それも、お客さんが毎日生活しているネット空間という場所に
無理矢理割り込んで、目立つようにアピールしなきゃいけない。
大道芸人に近いのかな。たぶん。やったことないですが。

で、そこでたまたま、しばらくの間目立ったとしても、
見ているお客さんの中には、たいてい声高な人が一人二人いて、
「あー、これはつまんないね」とか独り言を言う。
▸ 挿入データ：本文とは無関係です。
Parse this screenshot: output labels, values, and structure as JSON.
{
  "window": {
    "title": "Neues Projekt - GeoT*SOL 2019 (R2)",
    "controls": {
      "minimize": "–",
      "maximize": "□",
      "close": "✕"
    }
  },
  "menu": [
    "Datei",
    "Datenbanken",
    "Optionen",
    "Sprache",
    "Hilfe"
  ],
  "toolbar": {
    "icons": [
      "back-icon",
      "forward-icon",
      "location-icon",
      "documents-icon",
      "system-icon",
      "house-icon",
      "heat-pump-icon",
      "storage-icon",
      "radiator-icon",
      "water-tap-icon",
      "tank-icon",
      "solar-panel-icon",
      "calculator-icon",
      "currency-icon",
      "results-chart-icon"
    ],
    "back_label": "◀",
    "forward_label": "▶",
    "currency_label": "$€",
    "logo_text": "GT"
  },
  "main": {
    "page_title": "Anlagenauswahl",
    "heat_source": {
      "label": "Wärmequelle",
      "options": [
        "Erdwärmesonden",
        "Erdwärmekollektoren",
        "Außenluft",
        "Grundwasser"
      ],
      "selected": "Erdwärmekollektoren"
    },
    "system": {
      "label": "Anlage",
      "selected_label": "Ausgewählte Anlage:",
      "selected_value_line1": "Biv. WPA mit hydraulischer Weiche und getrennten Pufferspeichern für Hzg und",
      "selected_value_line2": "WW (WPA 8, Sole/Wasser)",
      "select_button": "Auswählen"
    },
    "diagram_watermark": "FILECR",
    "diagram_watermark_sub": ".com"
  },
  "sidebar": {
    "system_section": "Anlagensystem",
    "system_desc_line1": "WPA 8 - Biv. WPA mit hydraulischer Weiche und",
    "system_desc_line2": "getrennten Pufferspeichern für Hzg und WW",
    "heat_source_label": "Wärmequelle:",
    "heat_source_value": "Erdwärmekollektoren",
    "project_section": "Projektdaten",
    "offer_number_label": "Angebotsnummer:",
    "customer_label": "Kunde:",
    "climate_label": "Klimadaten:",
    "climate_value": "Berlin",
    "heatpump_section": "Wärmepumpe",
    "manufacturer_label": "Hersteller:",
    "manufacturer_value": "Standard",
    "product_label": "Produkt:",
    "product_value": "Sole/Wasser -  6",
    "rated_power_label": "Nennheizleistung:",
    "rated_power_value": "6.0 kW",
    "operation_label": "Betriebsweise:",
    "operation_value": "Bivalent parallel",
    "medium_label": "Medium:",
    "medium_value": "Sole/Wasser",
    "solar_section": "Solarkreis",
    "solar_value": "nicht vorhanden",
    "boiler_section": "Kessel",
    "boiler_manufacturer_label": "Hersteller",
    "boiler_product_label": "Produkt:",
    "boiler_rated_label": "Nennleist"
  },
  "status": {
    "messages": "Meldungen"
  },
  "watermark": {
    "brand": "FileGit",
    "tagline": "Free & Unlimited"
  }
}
ブログに書く。
そうすると、その他のお客さんたちも、いままで笑っていたのに、
その一人二人の意見を聞いて、サーッと引いていく。
と思っていると、誰かが「こっちのほうが面白いよ」とか言って、
自分の芸をすっかりコピーして改変して、隣でやり始める。
そっちのほうが面白かったりする。

とまぁ、なんだか分かりにくいたとえ話になりましたけど、
インタラクティブメディアって、
もとからみんなの手に届く場所にあっただけに、
他のメディアのようなマジックが効かない。
よく、ビローザラインだなんていわれましたけど。

でも、10年くらい続けてみると、最近は、
お客さんと目線が同じところで踊るのって、悪くないかも、と。
スカッと一発キャッチフレーズ!みたいな仕事は
インタラクティブにはあまり無いんですが、
なかなかどうして、今の仕事はやめられません。